Nitric oxide (NO) and its derivative, peroxynitrite (ONOO-), inhibit mitochondrial respiration, and this inhibition may contribute to both the physiological and cytotoxic actions of NO. Nanomolar concentrations of NO rapidly and reversibly inhibited cytochrome oxidase in competition with oxygen, as shown with isolated cytochrome oxidase, mitochondria, brain nerve terminals and cells. Cultured astrocytes and macrophages activated (by cytokines and endotoxin) to express the inducible form of NO synthase produced up to 1 microM NO, and inhibited their own respiration and that of co-incubated cells via reversible NO inhibition of cytochrome oxidase. NO-induced inhibition of respiration in brain nerve terminals resulted in rapid glutamate release, which might contribute to the neurotoxicity of NO. NO inhibition of cytochrome oxidase is reversible; however, incubation of cells with NO donors for 4 hours resulted in an inhibition of complex I, which was reversible by light and thiol reagents and may be due to nitrosylation of thiols in complex I. NO also caused the acute inhibition of catalase, stimulation of hydrogen peroxide production by mitochondria, and reaction with hydrogen peroxide on superoxide dismutase to produce peroxynitrite. Peroxynitrite inhibited complexes I, II and V (the ATP synthase), aconitase, creatine kinase, and increases the proton leak in isolated mitochondria. Peroxynitrite also caused opening of the permeability transition pore, resulting in the release of cytochrome c, which might then trigger apoptosis. Hypoxia/ischaemia also resulted in an acute reversible inhibition of cytochrome oxidase. Heart ischaemia caused the release of cytochrome c from mitochondria into the cytosol, and at the same time caspase-3-like-protease activity was activated in the cytoplasm. Addition of cytochrome c to non-ischaemic cytosol also caused activation of this protease activity, suggesting that caspase activation and consequent apoptosis is at least partly a result of this cytochrome c release.

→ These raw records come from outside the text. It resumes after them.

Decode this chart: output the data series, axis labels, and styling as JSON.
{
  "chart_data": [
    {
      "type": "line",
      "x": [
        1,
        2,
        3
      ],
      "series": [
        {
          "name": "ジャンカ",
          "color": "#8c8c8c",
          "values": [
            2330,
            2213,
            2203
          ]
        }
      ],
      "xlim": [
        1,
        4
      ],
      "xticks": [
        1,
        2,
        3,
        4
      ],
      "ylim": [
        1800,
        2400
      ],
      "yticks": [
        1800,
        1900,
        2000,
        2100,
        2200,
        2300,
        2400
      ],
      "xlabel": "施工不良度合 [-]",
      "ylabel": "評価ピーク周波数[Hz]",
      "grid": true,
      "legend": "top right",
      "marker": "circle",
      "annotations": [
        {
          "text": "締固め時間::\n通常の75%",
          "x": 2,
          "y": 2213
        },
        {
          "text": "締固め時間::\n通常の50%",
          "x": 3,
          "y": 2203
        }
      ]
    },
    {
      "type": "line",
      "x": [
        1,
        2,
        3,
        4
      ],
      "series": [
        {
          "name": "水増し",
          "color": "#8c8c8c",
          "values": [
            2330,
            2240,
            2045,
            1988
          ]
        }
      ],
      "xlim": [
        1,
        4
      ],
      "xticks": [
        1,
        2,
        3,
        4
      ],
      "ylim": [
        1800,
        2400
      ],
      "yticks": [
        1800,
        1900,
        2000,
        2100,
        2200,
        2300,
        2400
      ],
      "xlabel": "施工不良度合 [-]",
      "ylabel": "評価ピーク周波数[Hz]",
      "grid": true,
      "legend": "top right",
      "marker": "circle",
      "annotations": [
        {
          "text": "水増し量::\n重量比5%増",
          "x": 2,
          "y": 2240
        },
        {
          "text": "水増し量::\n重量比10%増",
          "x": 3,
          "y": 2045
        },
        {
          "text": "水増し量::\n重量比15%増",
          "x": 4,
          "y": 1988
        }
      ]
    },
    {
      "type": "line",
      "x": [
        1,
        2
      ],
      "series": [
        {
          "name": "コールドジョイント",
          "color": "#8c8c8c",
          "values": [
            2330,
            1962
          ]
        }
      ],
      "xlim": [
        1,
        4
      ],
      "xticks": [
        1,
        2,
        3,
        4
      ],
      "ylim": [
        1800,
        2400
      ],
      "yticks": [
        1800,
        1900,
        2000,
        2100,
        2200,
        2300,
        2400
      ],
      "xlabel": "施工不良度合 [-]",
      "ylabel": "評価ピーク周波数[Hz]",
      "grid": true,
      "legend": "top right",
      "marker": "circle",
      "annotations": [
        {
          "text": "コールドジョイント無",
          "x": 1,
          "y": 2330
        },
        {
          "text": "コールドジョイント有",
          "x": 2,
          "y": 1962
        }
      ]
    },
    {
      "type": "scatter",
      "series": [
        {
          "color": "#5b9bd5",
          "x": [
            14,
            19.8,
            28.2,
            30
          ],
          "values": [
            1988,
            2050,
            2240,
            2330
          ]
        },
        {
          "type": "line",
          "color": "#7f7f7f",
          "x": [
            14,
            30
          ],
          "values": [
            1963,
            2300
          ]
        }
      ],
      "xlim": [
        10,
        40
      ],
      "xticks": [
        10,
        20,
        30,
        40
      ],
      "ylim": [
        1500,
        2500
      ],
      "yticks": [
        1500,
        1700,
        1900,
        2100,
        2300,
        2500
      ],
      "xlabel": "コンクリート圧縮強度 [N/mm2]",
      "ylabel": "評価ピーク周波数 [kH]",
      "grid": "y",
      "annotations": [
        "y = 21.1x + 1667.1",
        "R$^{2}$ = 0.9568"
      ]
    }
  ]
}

Nitric oxide causes glutamate release from brain synaptosomes.

We determined the ability of pathological levels of nitric oxide (NO) to cause glutamate release from isolated rat brain nerve terminals using a fluorometric assay. It was found that NO (0.7 and 2 microM) produced (4 and 10 nmol/mg of synaptosomal protein) Ca2+-independent glutamate release from synaptosomes (after 1 min of exposure). Spermine/NO complex (spermine NONOate; a slow NO donor) and potassium cyanide (an inhibitor of cytochrome oxidase) also caused Ca2+-independent glutamate release. Preincubation of synaptosomes with 5 microM 1H-[1,2,4]oxadiazole[4,3-a]quinoxalin-1-one (an inhibitor of soluble guanylyl cyclase) had no effect on NO-induced Ca2+-independent glutamate release. Ca2+-independent glutamate release produced by NO was greater in a low-oxygen medium. NO, spermine NONOate, and potassium cyanide inhibited synaptosomal respiration with a similar order of potency with respect to their ability to cause glutamate release. Because NO has been shown previously to inhibit reversibly cytochrome oxidase in competition with oxygen, our findings in this study suggest that NO (and cyanide) causes glutamate release following inhibition of mitochondrial respiration at the level of cytochrome oxidase. Thus, elevated NO production leading to mitochondrial dysfunction, glutamate release, and excitotoxicty may contribute to neuronal death in neurological diseases.